Ravneet mengatakan bekerja di sana berdampak buruk pada kesehatan mentalnya, namun suatu hari dia dipecat tanpa memberikan alasan apa pun.
Karyawan di departemen lain, mulai dari media hingga hiburan, mengatakan bahwa masalah ini juga lazim terjadi di sana. Sarah, yang telah bekerja di acara perusahaan selama lebih dari 10 tahun, mengatakan bahwa sudah menjadi hal yang normal baginya untuk bekerja 16 jam sehari dan diberi tugas pada jam 11 malam pada Minggu malam dan disuruh menyelesaikannya pada hari Senin pagi.

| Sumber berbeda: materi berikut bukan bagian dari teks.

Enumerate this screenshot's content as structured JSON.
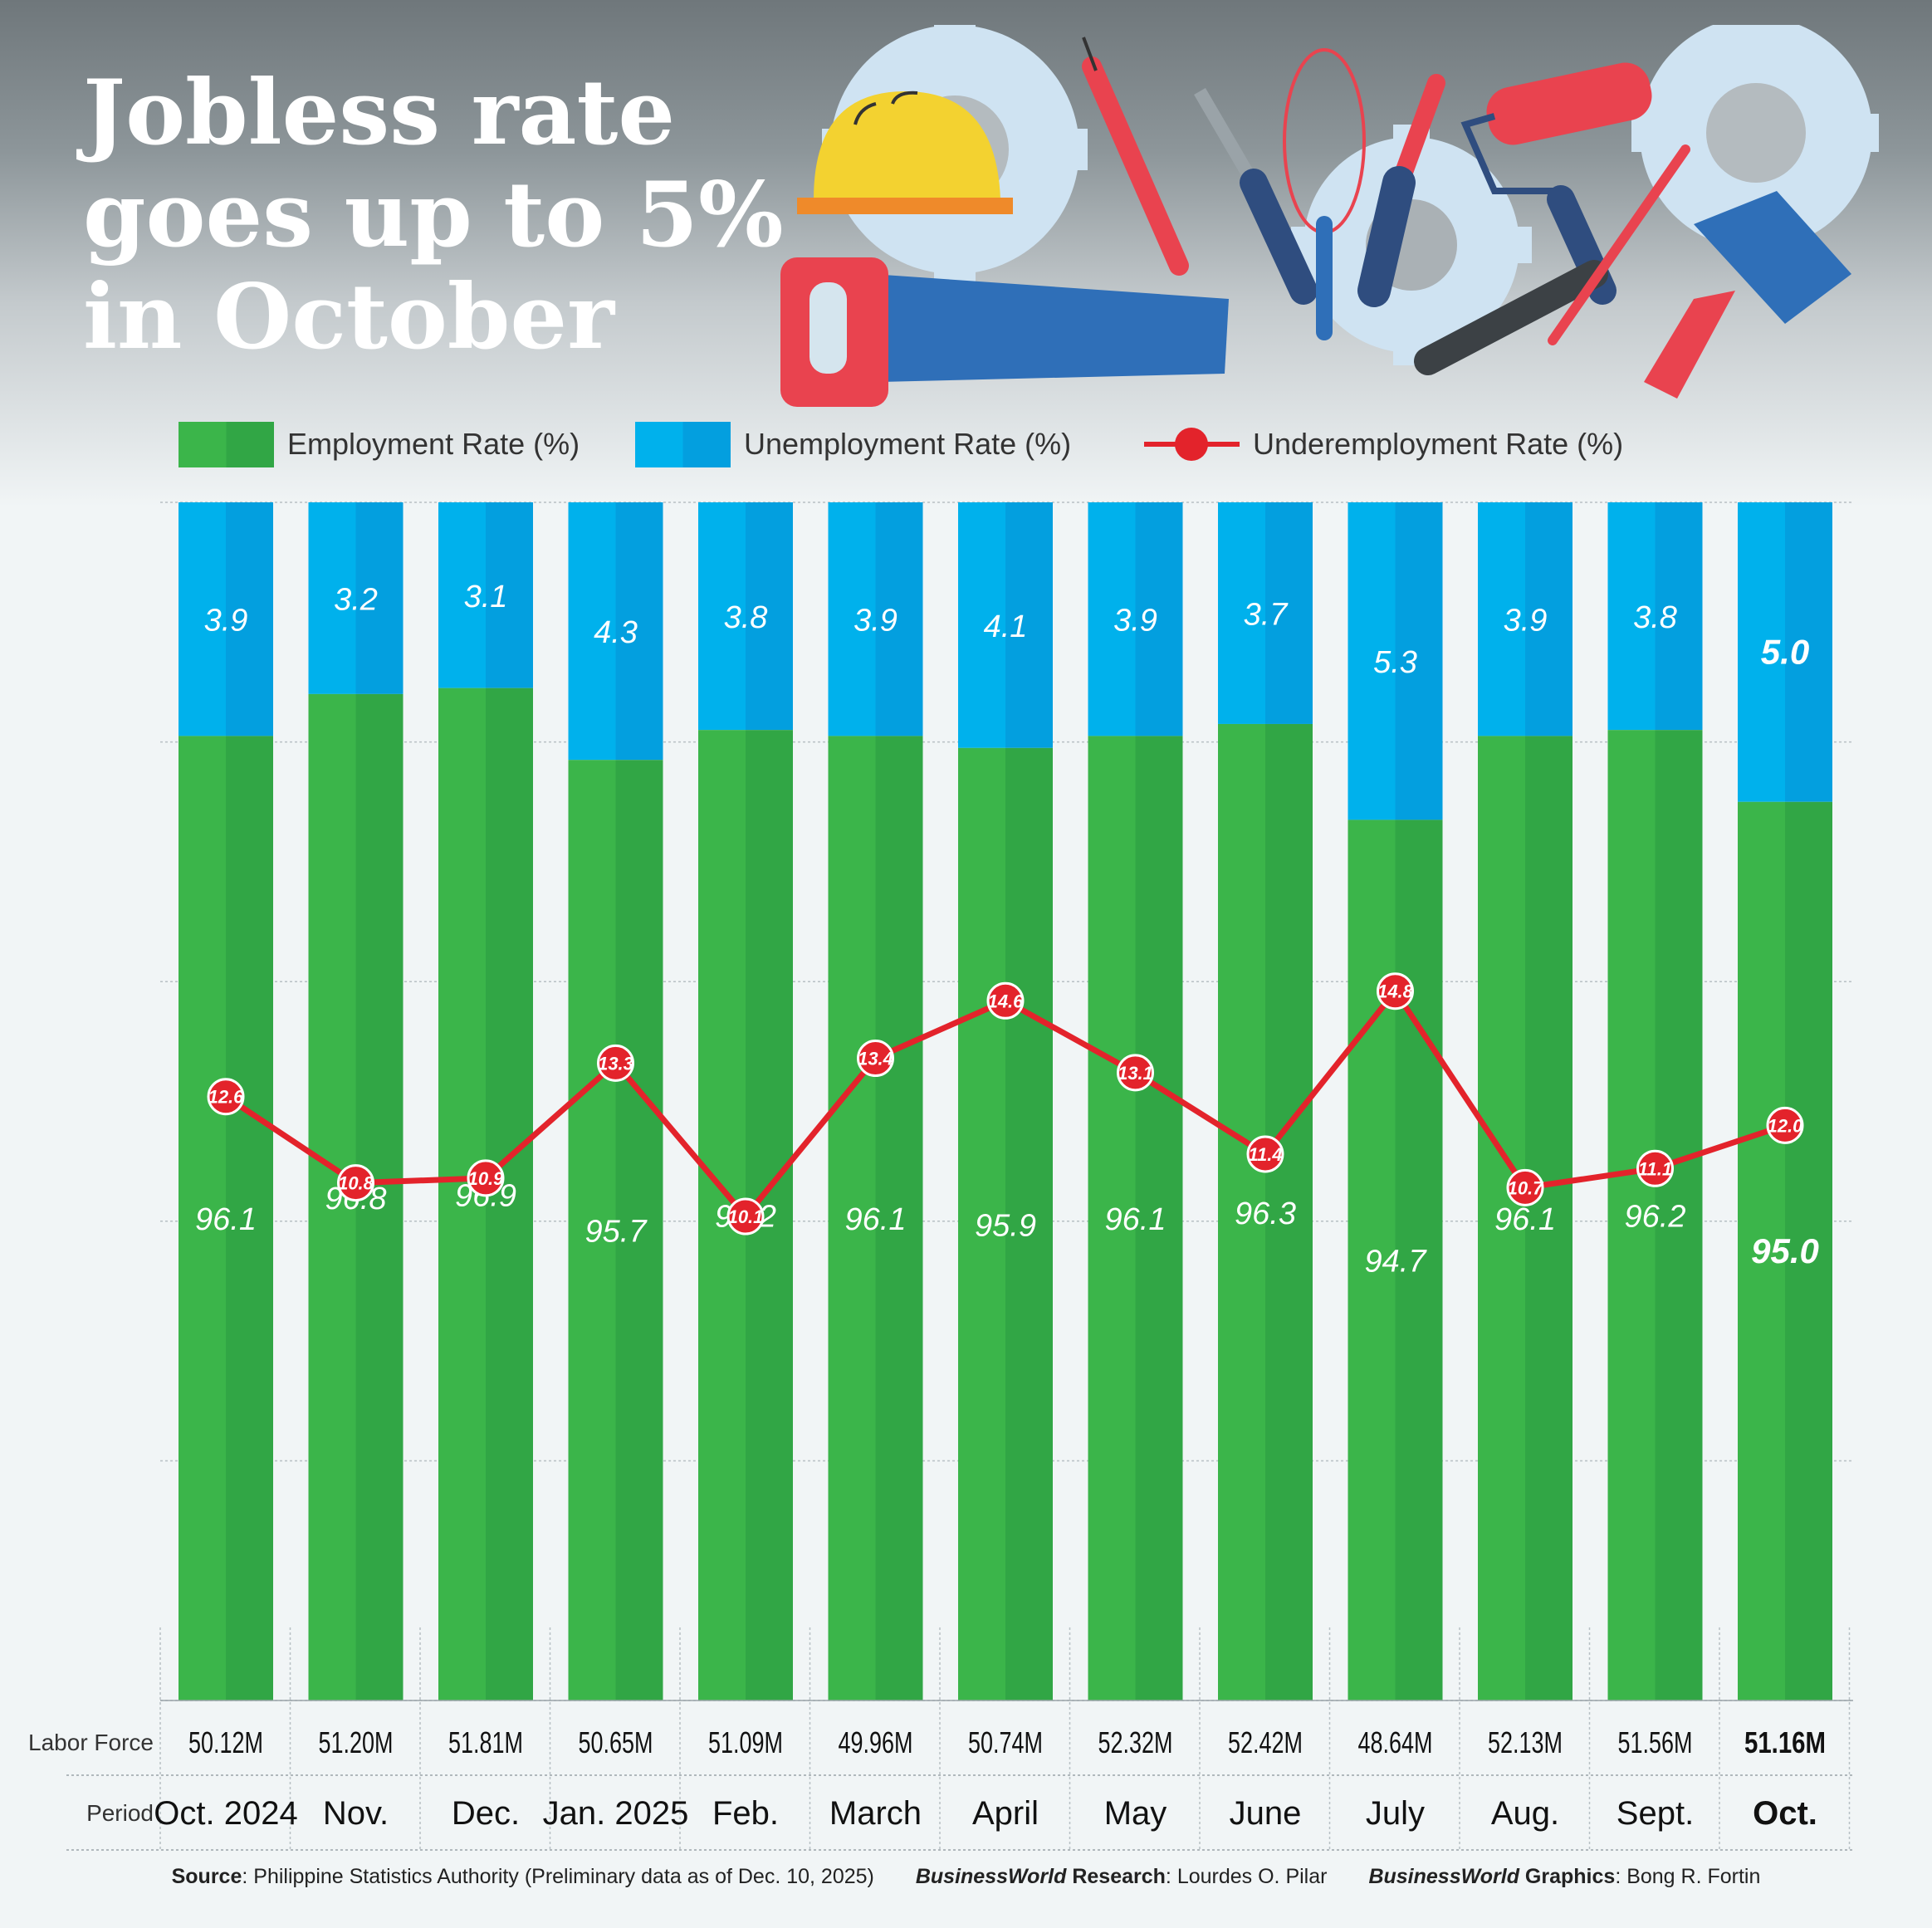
{
  "title": {
    "line1": "Jobless rate",
    "line2": "goes up to 5%",
    "line3": "in October"
  },
  "legend": {
    "employment": "Employment  Rate (%)",
    "unemployment": "Unemployment Rate (%)",
    "underemployment": "Underemployment Rate (%)"
  },
  "colors": {
    "employment": "#3bb54a",
    "employment_dark": "#31a645",
    "unemployment": "#00b1ec",
    "unemployment_dark": "#039fdf",
    "underemployment": "#e3232b"
  },
  "row_labels": {
    "labor_force": "Labor Force",
    "period": "Period"
  },
  "illustration": [
    "hard-hat-icon",
    "hand-saw-icon",
    "syringe-icon",
    "screwdriver-icon",
    "whisk-icon",
    "paint-roller-icon",
    "wrench-icon",
    "paintbrush-icon",
    "gear-icon"
  ],
  "chart_data": {
    "type": "bar",
    "stacked": true,
    "categories": [
      "Oct. 2024",
      "Nov.",
      "Dec.",
      "Jan. 2025",
      "Feb.",
      "March",
      "April",
      "May",
      "June",
      "July",
      "Aug.",
      "Sept.",
      "Oct."
    ],
    "series": [
      {
        "name": "Employment  Rate (%)",
        "type": "bar",
        "values": [
          "96.1",
          "96.8",
          "96.9",
          "95.7",
          "96.2",
          "96.1",
          "95.9",
          "96.1",
          "96.3",
          "94.7",
          "96.1",
          "96.2",
          "95.0"
        ]
      },
      {
        "name": "Unemployment Rate (%)",
        "type": "bar",
        "values": [
          "3.9",
          "3.2",
          "3.1",
          "4.3",
          "3.8",
          "3.9",
          "4.1",
          "3.9",
          "3.7",
          "5.3",
          "3.9",
          "3.8",
          "5.0"
        ]
      },
      {
        "name": "Underemployment Rate (%)",
        "type": "line",
        "values": [
          "12.6",
          "10.8",
          "10.9",
          "13.3",
          "10.1",
          "13.4",
          "14.6",
          "13.1",
          "11.4",
          "14.8",
          "10.7",
          "11.1",
          "12.0"
        ]
      }
    ],
    "labor_force": [
      "50.12M",
      "51.20M",
      "51.81M",
      "50.65M",
      "51.09M",
      "49.96M",
      "50.74M",
      "52.32M",
      "52.42M",
      "48.64M",
      "52.13M",
      "51.56M",
      "51.16M"
    ],
    "highlight_last": true,
    "grid": true,
    "legend_position": "top"
  },
  "footer": {
    "source_label": "Source",
    "source_text": ": Philippine Statistics Authority (Preliminary data as of Dec. 10, 2025)",
    "research_brand": "BusinessWorld",
    "research_label": " Research",
    "research_text": ": Lourdes O. Pilar",
    "graphics_brand": "BusinessWorld",
    "graphics_label": " Graphics",
    "graphics_text": ": Bong R. Fortin"
  }
}
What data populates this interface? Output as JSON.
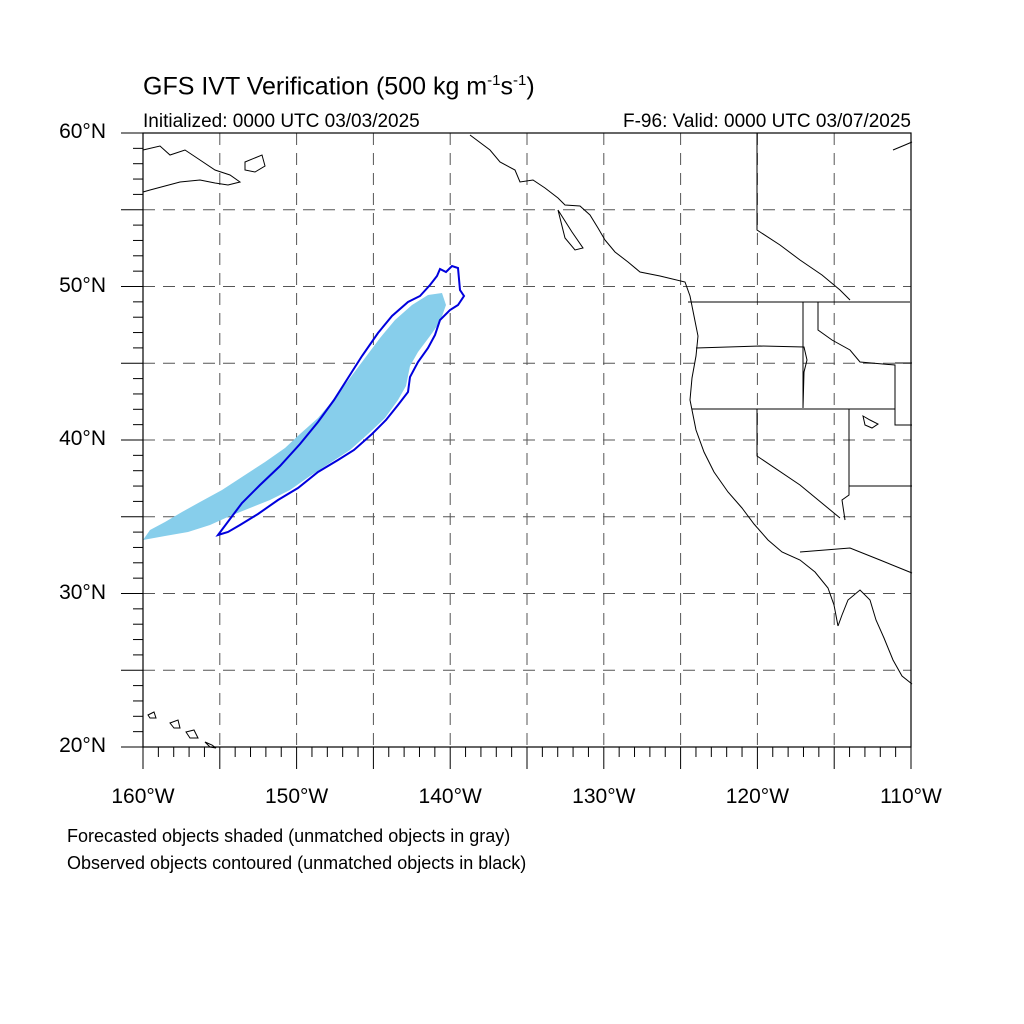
{
  "title": {
    "prefix": "GFS IVT Verification (500 kg m",
    "exp1": "-1",
    "middle": "s",
    "exp2": "-1",
    "suffix": ")"
  },
  "initialized": "Initialized: 0000 UTC 03/03/2025",
  "valid": "F-96: Valid: 0000 UTC 03/07/2025",
  "lat_labels": [
    {
      "deg": 60,
      "text": "60°N"
    },
    {
      "deg": 50,
      "text": "50°N"
    },
    {
      "deg": 40,
      "text": "40°N"
    },
    {
      "deg": 30,
      "text": "30°N"
    },
    {
      "deg": 20,
      "text": "20°N"
    }
  ],
  "lon_labels": [
    {
      "deg": -160,
      "text": "160°W"
    },
    {
      "deg": -150,
      "text": "150°W"
    },
    {
      "deg": -140,
      "text": "140°W"
    },
    {
      "deg": -130,
      "text": "130°W"
    },
    {
      "deg": -120,
      "text": "120°W"
    },
    {
      "deg": -110,
      "text": "110°W"
    }
  ],
  "notes": [
    "Forecasted objects shaded (unmatched objects in gray)",
    "Observed objects contoured (unmatched objects in black)"
  ],
  "colors": {
    "forecast_fill": "#87ceeb",
    "observed_contour": "#0000dd",
    "coast": "#000000",
    "grid": "#555555"
  },
  "map": {
    "lon_range": [
      -160,
      -110
    ],
    "lat_range": [
      20,
      60
    ],
    "grid_step_deg": 5
  }
}
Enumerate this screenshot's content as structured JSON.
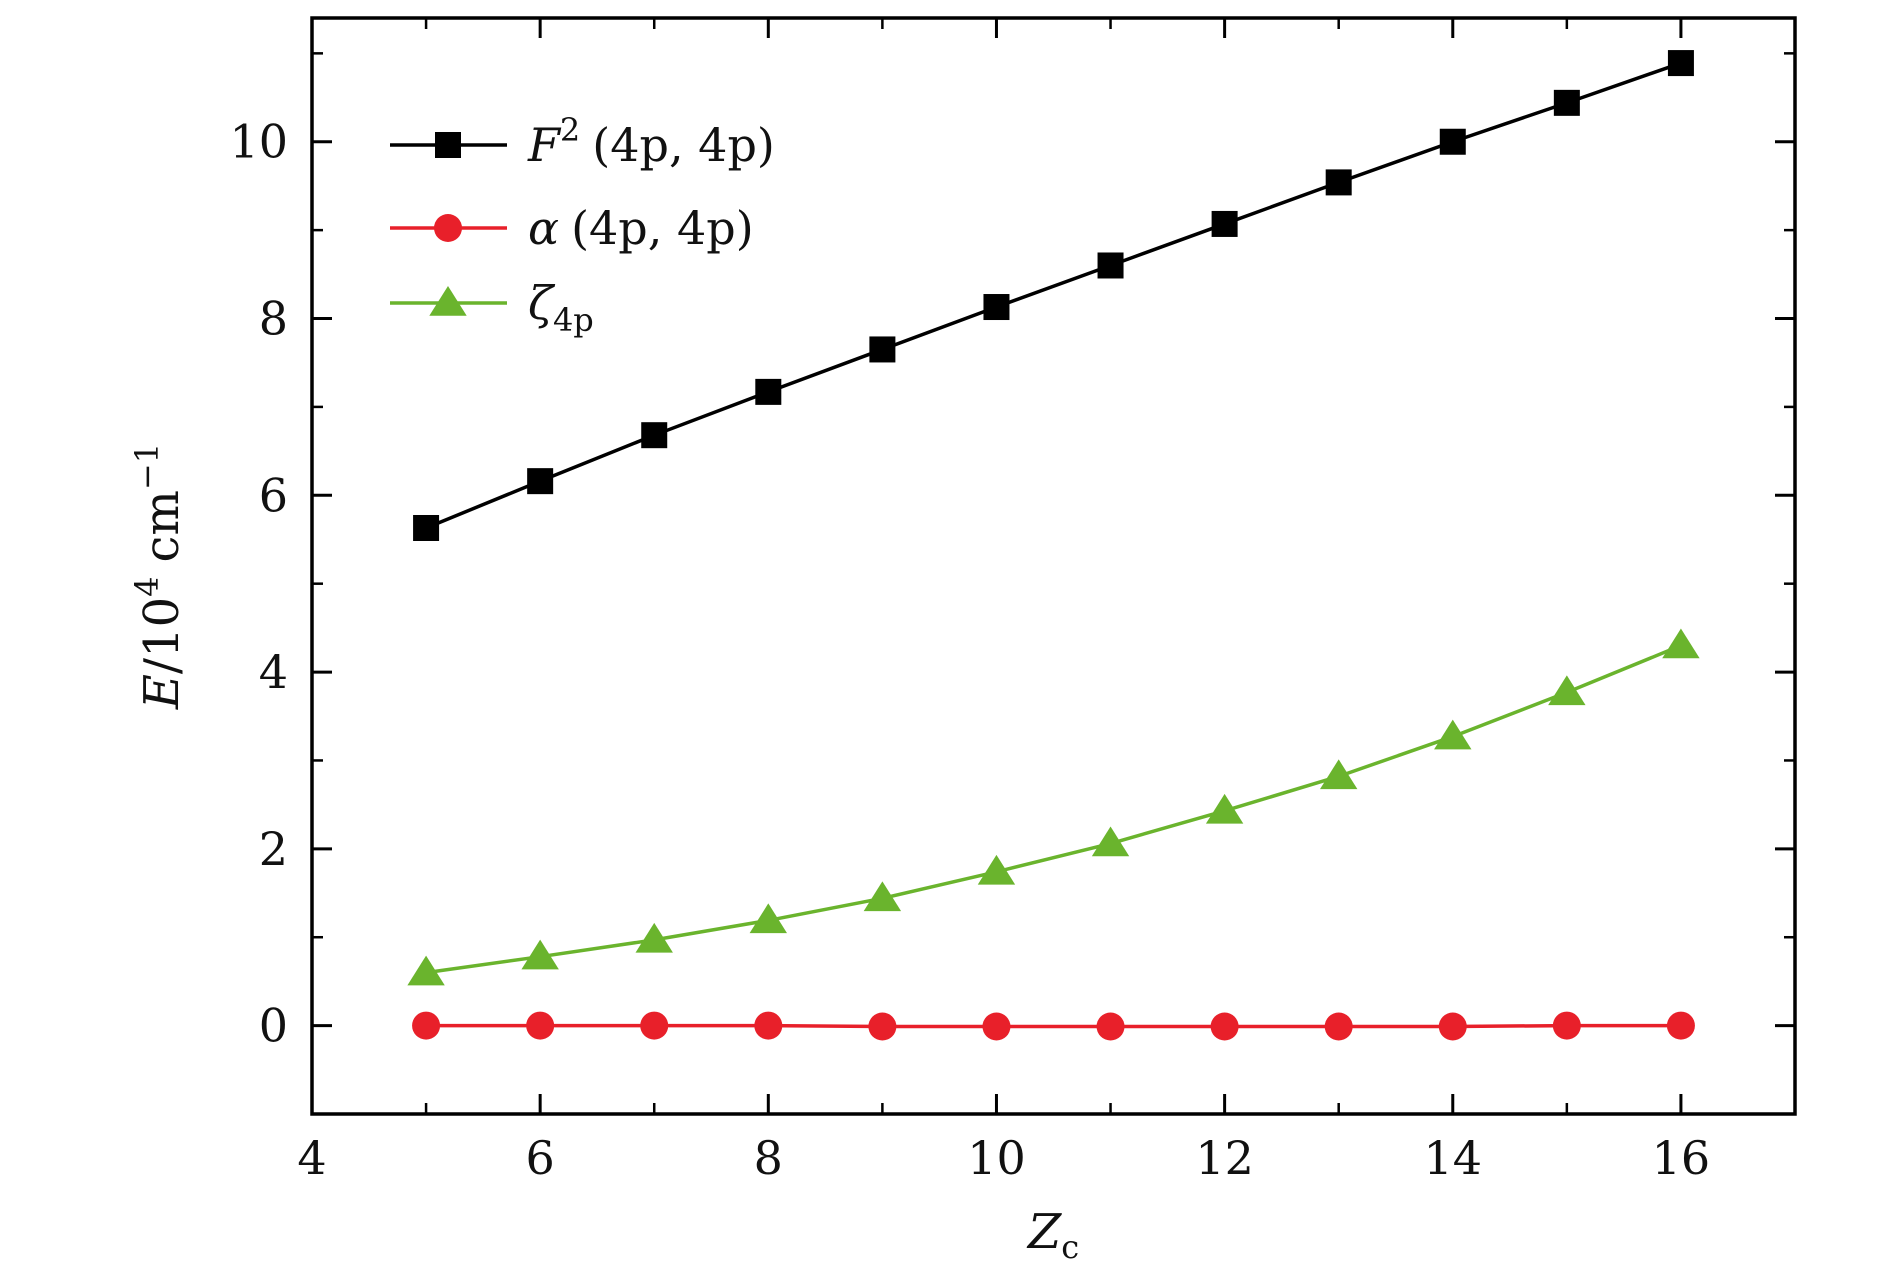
{
  "chart_data": {
    "type": "line",
    "xlabel": "Z",
    "xlabel_sub": "c",
    "ylabel_italic": "E",
    "ylabel_rest": "/10",
    "ylabel_sup": "4",
    "ylabel_unit": "cm",
    "ylabel_unit_sup": "−1",
    "xlim": [
      4,
      17
    ],
    "ylim": [
      -1,
      11.4
    ],
    "x_ticks": [
      4,
      6,
      8,
      10,
      12,
      14,
      16
    ],
    "y_ticks": [
      0,
      2,
      4,
      6,
      8,
      10
    ],
    "grid": false,
    "legend_position": "top-left",
    "x": [
      5,
      6,
      7,
      8,
      9,
      10,
      11,
      12,
      13,
      14,
      15,
      16
    ],
    "series": [
      {
        "name": "F",
        "name_sup": "2",
        "name_args": "(4p, 4p)",
        "marker": "square",
        "color": "#000000",
        "values": [
          5.63,
          6.16,
          6.68,
          7.17,
          7.65,
          8.13,
          8.6,
          9.07,
          9.54,
          10.0,
          10.44,
          10.89
        ]
      },
      {
        "name": "α",
        "name_sup": "",
        "name_args": "(4p, 4p)",
        "marker": "circle",
        "color": "#e8202a",
        "values": [
          0.0,
          0.0,
          0.0,
          0.0,
          -0.01,
          -0.01,
          -0.01,
          -0.01,
          -0.01,
          -0.01,
          0.0,
          0.0
        ]
      },
      {
        "name": "ζ",
        "name_sub": "4p",
        "marker": "triangle",
        "color": "#6ab42d",
        "values": [
          0.6,
          0.78,
          0.97,
          1.19,
          1.44,
          1.74,
          2.06,
          2.43,
          2.82,
          3.27,
          3.77,
          4.3
        ]
      }
    ]
  }
}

“Perusahaan-perusahaan ini sebenarnya mendorong politik kantor yang teduh karena menurut mereka hal ini baik bagi bisnis jika karyawan merasa tidak aman dan terancam di tempat kerja. Saya akan bekerja lebih banyak,” katanya.
Dia akhirnya menjadi pekerja lepas untuk melepaskan diri dari budaya perusahaan yang beracun di kantor tempat dia bekerja. “Anda hampir tidak punya waktu untuk makan atau tidur dengan nyenyak, dan Anda akhirnya kehilangan diri Anda sepenuhnya,” katanya. “Tentu saja, biayanya besar, tapi sepertinya tidak ada yang peduli.”